In the pilot studies, the U.S. Postal Service (USPS) will be responsible for issuing the digital signatures that will identify users through the use of tokens. It will develop an infrastructure for assigning and maintaining the critical ''certificates" that are needed for proper authentication.17 Many believe that the USPS is a natural candidate for such a responsibility because of its vast network of postal offices and operations that are aimed specifically at providing individual and business services. Furthermore, the USPS is a "trusted" organization that has the backing of legislation to perform its duties, as well as a mature oversight framework.
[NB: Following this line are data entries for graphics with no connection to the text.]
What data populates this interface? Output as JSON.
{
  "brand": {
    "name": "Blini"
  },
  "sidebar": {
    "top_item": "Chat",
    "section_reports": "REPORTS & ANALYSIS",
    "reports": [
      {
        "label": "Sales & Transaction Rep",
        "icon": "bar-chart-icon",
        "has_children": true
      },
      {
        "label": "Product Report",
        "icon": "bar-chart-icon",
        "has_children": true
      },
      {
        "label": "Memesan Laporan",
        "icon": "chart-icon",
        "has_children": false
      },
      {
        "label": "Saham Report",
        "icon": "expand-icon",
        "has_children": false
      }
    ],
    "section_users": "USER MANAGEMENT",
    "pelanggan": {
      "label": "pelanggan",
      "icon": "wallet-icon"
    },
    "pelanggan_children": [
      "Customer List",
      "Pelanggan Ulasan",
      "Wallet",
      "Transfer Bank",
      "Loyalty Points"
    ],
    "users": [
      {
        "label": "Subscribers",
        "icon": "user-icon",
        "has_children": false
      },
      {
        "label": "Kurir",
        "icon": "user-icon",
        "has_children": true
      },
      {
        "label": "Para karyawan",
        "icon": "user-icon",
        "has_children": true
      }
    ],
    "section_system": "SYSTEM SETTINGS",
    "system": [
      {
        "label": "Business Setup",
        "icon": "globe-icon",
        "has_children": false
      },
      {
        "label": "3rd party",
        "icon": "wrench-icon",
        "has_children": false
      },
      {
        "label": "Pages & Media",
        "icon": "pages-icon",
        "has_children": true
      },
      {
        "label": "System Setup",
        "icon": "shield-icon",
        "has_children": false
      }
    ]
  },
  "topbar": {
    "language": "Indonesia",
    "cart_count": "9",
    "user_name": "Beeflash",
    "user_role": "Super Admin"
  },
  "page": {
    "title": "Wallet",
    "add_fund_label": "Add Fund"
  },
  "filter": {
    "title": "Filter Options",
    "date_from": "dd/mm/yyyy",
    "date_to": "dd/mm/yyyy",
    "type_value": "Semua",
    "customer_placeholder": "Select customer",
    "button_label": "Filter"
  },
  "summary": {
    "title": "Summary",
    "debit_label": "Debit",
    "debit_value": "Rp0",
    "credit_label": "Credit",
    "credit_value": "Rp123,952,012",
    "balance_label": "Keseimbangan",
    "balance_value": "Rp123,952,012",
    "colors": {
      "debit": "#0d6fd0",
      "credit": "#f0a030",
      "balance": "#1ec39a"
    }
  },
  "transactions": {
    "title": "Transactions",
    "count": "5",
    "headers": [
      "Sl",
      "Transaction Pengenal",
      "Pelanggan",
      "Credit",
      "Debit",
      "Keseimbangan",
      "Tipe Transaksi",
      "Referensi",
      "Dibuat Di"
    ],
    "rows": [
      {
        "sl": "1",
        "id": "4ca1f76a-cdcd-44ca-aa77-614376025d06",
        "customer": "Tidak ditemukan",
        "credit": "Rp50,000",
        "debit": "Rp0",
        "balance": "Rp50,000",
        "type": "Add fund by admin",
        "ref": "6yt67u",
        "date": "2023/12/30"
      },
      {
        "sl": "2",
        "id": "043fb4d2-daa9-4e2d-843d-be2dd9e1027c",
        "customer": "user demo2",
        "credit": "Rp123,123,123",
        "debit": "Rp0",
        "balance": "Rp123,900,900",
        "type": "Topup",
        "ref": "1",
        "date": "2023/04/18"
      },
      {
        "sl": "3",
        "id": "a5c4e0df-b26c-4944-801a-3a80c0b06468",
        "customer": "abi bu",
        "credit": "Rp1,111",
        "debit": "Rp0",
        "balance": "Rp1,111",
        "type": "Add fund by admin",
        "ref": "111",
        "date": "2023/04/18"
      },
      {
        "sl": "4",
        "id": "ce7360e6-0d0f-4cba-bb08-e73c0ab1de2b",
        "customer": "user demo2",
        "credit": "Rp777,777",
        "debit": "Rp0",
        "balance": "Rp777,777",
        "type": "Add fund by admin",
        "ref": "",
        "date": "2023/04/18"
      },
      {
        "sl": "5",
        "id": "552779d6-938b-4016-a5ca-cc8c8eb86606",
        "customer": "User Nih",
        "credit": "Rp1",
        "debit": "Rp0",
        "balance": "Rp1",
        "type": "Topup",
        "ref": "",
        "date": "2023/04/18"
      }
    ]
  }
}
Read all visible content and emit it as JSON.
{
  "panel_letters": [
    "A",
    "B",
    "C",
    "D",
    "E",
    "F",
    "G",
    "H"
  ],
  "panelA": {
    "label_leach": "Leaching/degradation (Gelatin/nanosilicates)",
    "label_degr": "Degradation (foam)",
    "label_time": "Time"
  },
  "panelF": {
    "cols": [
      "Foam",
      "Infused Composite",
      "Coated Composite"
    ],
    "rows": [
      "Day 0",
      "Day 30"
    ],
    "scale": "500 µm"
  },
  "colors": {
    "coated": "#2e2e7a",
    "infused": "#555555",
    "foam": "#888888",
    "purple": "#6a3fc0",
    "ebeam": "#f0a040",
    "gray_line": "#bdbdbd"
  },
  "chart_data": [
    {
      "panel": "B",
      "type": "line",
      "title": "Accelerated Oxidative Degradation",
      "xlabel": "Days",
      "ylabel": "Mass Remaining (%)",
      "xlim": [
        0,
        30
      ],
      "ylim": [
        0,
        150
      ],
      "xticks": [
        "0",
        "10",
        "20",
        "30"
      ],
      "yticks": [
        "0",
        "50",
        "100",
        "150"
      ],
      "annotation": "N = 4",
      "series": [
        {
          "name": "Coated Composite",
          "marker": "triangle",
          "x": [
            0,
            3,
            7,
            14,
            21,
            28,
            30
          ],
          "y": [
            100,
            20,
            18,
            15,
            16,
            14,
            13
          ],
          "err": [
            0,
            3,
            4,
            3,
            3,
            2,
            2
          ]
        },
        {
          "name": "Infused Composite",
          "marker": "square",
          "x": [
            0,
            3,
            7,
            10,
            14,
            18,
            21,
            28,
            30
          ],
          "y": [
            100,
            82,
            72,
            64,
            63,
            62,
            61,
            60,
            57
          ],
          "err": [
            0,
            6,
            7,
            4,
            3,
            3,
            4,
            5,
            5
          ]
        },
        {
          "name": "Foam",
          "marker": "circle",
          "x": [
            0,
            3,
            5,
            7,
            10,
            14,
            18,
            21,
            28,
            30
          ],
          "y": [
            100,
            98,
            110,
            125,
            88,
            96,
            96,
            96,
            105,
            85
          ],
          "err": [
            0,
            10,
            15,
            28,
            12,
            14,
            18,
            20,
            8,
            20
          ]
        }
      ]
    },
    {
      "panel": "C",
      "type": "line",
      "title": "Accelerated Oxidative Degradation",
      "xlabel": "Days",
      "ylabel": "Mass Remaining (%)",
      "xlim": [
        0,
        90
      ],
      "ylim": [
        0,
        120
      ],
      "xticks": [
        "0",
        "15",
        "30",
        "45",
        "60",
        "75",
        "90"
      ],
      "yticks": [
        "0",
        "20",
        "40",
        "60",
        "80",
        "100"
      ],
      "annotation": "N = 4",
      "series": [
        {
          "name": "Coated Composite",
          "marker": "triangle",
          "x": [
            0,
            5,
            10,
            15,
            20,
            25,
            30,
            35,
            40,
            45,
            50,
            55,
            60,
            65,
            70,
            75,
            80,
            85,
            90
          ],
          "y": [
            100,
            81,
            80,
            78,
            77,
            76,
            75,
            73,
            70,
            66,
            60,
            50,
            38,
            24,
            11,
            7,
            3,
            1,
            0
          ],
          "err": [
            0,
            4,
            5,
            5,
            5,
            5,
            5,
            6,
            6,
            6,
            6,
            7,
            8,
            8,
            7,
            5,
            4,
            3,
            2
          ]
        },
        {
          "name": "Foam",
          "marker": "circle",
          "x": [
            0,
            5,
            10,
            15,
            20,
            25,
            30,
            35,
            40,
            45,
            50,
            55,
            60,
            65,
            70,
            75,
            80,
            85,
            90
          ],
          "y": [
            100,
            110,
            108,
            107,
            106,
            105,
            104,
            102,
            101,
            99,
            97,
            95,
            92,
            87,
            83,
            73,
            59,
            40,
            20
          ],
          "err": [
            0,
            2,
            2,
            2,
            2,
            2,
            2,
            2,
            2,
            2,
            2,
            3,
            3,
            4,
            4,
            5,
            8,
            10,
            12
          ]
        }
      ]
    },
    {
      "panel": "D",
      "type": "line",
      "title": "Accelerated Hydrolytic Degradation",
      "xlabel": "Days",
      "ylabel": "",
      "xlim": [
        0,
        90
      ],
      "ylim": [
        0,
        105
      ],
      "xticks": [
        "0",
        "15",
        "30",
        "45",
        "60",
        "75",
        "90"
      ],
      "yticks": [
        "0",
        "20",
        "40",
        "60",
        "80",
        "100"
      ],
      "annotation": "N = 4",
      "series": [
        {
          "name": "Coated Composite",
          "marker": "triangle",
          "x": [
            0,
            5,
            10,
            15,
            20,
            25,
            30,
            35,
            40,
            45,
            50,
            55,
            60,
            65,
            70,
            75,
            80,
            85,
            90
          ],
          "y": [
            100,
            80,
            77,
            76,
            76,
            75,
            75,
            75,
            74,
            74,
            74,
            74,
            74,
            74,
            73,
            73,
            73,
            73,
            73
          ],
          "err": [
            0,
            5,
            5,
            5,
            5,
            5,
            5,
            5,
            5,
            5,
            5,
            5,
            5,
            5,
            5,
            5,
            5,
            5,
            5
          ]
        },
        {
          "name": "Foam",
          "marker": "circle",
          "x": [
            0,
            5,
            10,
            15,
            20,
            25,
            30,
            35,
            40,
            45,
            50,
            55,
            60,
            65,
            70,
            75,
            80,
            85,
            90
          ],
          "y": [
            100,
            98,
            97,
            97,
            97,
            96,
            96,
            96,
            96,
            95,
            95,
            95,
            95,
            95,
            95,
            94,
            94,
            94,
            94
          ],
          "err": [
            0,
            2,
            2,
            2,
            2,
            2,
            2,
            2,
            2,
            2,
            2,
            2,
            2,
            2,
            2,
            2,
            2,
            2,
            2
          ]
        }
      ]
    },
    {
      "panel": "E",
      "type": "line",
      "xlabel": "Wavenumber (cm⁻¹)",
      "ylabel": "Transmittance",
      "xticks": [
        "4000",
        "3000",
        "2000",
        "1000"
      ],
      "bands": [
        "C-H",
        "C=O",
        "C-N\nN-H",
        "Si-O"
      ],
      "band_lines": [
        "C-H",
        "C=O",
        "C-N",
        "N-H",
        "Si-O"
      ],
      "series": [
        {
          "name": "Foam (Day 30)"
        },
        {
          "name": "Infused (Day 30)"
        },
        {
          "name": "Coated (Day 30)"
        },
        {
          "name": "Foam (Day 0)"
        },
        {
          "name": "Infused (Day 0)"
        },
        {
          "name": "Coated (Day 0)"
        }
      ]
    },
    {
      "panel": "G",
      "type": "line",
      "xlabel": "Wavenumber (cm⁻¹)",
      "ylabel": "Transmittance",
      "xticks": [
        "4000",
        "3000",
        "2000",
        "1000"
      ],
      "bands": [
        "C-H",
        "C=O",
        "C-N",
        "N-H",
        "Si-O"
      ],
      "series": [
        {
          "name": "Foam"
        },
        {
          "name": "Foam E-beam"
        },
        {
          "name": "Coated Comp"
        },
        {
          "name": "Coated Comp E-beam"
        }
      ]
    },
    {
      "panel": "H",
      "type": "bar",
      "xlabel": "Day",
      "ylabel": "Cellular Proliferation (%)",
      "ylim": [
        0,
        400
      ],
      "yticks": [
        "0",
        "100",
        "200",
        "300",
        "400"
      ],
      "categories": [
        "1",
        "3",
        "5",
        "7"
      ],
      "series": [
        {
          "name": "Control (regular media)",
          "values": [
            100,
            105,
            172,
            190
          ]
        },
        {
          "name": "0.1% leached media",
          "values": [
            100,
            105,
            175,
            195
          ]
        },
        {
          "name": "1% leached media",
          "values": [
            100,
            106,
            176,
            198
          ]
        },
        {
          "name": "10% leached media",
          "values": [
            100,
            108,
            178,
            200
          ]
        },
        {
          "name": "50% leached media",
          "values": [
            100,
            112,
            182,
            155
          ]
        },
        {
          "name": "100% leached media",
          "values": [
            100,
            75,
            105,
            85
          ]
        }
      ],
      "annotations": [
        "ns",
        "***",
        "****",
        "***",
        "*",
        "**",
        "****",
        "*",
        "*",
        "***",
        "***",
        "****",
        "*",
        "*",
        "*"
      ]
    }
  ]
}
In addition to the citizen-to-government interactions described above, there is a complete spectrum of cryptographic methods used throughout the government for internal communication and processing purposes. The Treasury Department has long used cryptographic methods for the authentication, integrity, and confidentiality of financial transactions. The Department of Energy has also been a long-time user and developer of cryptographic methods, which are employed to safeguard nuclear control systems, among other things. A number of nondefense agencies have begun to adopt Fortezza PCMCIA cards (described in Chapter 5), including the Departments of Commerce, Justice, Energy, State, and Treasury, as well as the National Aeronautics and Space Administration, the IRS, and the Coast Guard. The broad-based use of this system among civilian agencies is as yet uncertain.18

The effort to make the federal government more efficient often increases the need for and difficulty of protecting copyrighted, private, and proprietary information. For example, improving federal services to citizens by providing them electronically requires more sharing of information and resources among agencies and between federal agencies and state or local agencies. Increased sharing of information requires interagency coordination of privacy and security policies to ensure uniformly adequate protection. During a time of tight federal budgets, information security managers in federal agencies increasingly must compete for resources and support to implement the needed safeguards properly. Agencies must look for the least expensive way to ensure security, and the cost of some encryption systems currently is prohibitive for some civilian agencies.

17 Government Computer News, November 13, 1995.

18 "Fortezza Faces Uncertain Future," Federal Computer Week, November 13, 1995, p. 12.